バチーンと言う音と共に走ったのは右頬への小さな痺れ。
鋭く細められた金色の瞳で思い切り睨まれて、くるりと背を向けた彼女は足取りも荒く出ていった。
思わず呆気に取られたアスランは、半ば無意識にほんのりと赤く腫れ上がった頬を右の手のひらで抑えた。


「今のはあなたが悪いわよ?」


残された一同が彼女の背を見送って、最初に落とされたのは溜め息混じりの母、レノアの言葉だった。
あまりの出来事に思考が追い付かずに、ただ瞳をぱちくりと瞬かせること数十秒。
ややあって事の次第に思い当たったアスランは決まり悪げに周囲に佇む者達を見回した。


「すまぬな、アスラン君。アレは少しばかり気性が荒いのだ」


嘆息しながら言葉を紡いだのは彼女の父であり、また、アスハ家当主でもあるウズミだ。
彼もまた何とも言えぬ複雑な表情を浮かべて、彼女の出ていった方角を見つめ一つ息を吐いた。

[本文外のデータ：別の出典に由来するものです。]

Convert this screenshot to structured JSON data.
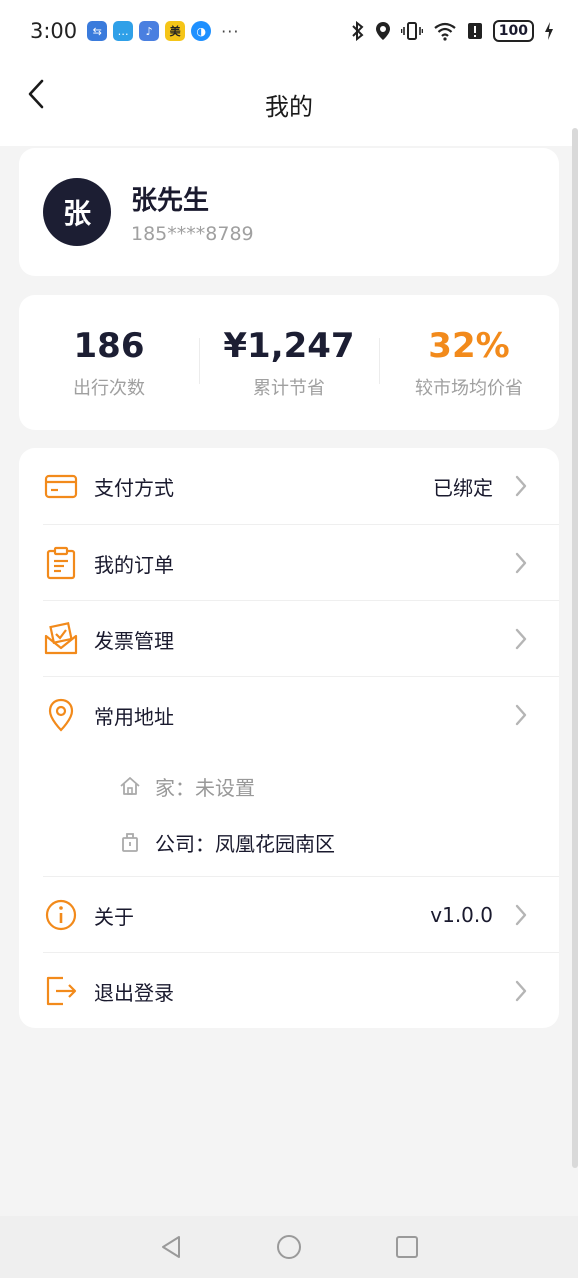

「いえ、彼女が怒るのも無理はないでしょう……こちらこそ、大変失礼を致しました」

「あら、ダメよアスラン。ちゃんと本人に謝らなきゃ。ほら、今からでも遅くは無いから追い掛けて謝ってきなさいな」


そう言う母の表情は、しかしどことなく楽しそうに笑みを称えていて、アスランは憮然と眉を潜めた。

(絶対に面白がっている……)

たしなめるように首を傾げる母は、明らかにこの現状を楽しんでいるように見える。
それに気付いてしまえば、母に対しての不満は募るが、元来この人はそう言う質なのだ。
元はと言えば、母の説明が足りなかったせいも十二分にあると言うのに。
おっとりと笑んでみせる母をアスランは恨めしげに見やり、次いでウズミに一礼を残して彼女を探すべく来賓室を後にした。